In the evening the officials again arrived on horseback. At their command, the guards gathered damp pieces of wood and, removing the bodies of Mokichi and Ichizo from the stakes, began to burn them. This they did to prevent the Christians from bringing home the remains for veneration. When the bodies were reduced to ashes, they threw them into the sea. The flame they had kindled flared red and black in the breeze; the smoke flowed over the sandy beach while the people, without the slightest movement, vacantly watched its undulations. When all was over, heads hanging like cows, they shuffled back to their homes.
Today, while writing this letter, I sometimes go out of our hut to look down at the sea, the grave of these two Japanese peasants who believed our word. The sea only stretches out endlessly, melancholy and dark, while below the grey clouds there is not the shadow of an island.

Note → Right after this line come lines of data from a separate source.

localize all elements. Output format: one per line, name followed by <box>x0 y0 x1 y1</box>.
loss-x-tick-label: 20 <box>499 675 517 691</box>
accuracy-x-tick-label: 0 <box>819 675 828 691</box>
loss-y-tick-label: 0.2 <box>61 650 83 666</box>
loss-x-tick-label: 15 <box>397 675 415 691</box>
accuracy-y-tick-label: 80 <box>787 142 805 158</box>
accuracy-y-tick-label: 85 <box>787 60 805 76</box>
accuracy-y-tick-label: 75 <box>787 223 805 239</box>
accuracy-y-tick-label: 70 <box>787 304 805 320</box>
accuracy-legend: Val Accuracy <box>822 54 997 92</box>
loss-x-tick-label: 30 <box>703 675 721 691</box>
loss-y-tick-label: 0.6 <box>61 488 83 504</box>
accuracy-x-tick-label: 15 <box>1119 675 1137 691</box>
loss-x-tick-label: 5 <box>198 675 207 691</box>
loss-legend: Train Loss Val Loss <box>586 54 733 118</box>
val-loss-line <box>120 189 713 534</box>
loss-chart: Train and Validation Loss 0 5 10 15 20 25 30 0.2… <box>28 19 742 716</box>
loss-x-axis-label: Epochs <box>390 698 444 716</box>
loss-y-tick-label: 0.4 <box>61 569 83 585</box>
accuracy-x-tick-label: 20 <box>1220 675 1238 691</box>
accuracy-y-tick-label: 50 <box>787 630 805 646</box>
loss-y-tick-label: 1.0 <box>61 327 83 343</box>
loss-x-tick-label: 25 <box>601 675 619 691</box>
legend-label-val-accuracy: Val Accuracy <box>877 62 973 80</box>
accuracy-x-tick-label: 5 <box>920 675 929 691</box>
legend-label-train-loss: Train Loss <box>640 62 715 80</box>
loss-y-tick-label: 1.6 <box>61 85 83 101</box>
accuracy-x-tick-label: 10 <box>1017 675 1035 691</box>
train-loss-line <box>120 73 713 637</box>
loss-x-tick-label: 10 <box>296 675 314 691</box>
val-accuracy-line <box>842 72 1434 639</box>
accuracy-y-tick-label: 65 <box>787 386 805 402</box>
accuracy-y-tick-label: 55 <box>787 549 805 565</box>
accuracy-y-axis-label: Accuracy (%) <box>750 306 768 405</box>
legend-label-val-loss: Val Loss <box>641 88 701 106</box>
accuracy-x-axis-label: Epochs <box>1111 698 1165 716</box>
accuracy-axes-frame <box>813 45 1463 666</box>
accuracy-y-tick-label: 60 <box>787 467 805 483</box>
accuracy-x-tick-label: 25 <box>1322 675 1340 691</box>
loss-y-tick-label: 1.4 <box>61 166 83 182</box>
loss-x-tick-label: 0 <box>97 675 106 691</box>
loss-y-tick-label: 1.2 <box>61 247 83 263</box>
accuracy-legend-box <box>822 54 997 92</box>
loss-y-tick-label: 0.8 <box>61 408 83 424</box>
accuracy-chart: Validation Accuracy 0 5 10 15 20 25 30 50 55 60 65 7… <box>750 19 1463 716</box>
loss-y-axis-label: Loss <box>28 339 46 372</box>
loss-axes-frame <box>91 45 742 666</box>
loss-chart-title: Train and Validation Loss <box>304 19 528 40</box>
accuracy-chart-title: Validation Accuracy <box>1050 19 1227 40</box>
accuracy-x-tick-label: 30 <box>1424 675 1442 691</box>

There is no change. But I know what you will say: ‘Their death was not meaningless. It was a stone which in time will be the foundation of the Church; and the Lord never gives us a trial which we cannot overcome. Mokichi and Ichizo are with the Lord. Like the numerous Japanese martyrs who have gone before, they now enjoy everlasting happiness.’ I also, of course, am convinced of all this. And yet, why does this feeling of grief remain in my heart? Why does the song of the exhausted Mokichi, bound to the stake, gnaw constantly at my heart:
We’re on our way, we’re on our way,
We’re on our way to the temple of Paradise,
To the temple of Paradise. …
To the great Temple. …
I have heard from the people of Tomogi that many Christians when dragged
off
to the place of execution sang this hymn—a melody filled with dark sadness. Life in this world is too painful for these Japanese peasants. Only by relying on ‘the temple of Paradise’ have they been able to go on living. Such is the sadness which fills this song.
What do I want to say? I myself do not quite understand. Only that today, when for the glory of God Mokichi and Ichizo moaned, suffered and died, I cannot bear the monotonous sound of the dark sea gnawing at the shore. Behind the depressing silence of this sea, the silence of God.
…
the feeling that while men raise their voices in anguish God remains with folded arms, silent.
This may well be my last report. This morning we got word that the guards are getting ready to comb the mountains. Before this search can get under way we have got the hut back to its original condition and have done away with every trace of our hiding there. So now we leave the hut. And where will we go? Neither Garrpe nor I have yet decided. For a long time we talked the thing over wondering if we should flee together or separate. Finally we decided that even if one became a prey of the gentiles it was better that the other should remain. In other words, we would part company. And yet why on earth do we remain in this country at all? We did not make that long journey around Africa, across the Indian Ocean, on to Macao and then to Japan just to flee like this from one hiding place to another. It was not to hide in the mountains like fieldmice, to receive a lump of food from destitute peasants and to be confined in a charcoal hut without being able even to meet the Christians. What had happened to our glorious dream?
Yet one priest remaining in this country has the same significance as a single candle burning in the catacombs. So Garrpe and I vowed to one another that after our separation we should strive might and main to stay alive.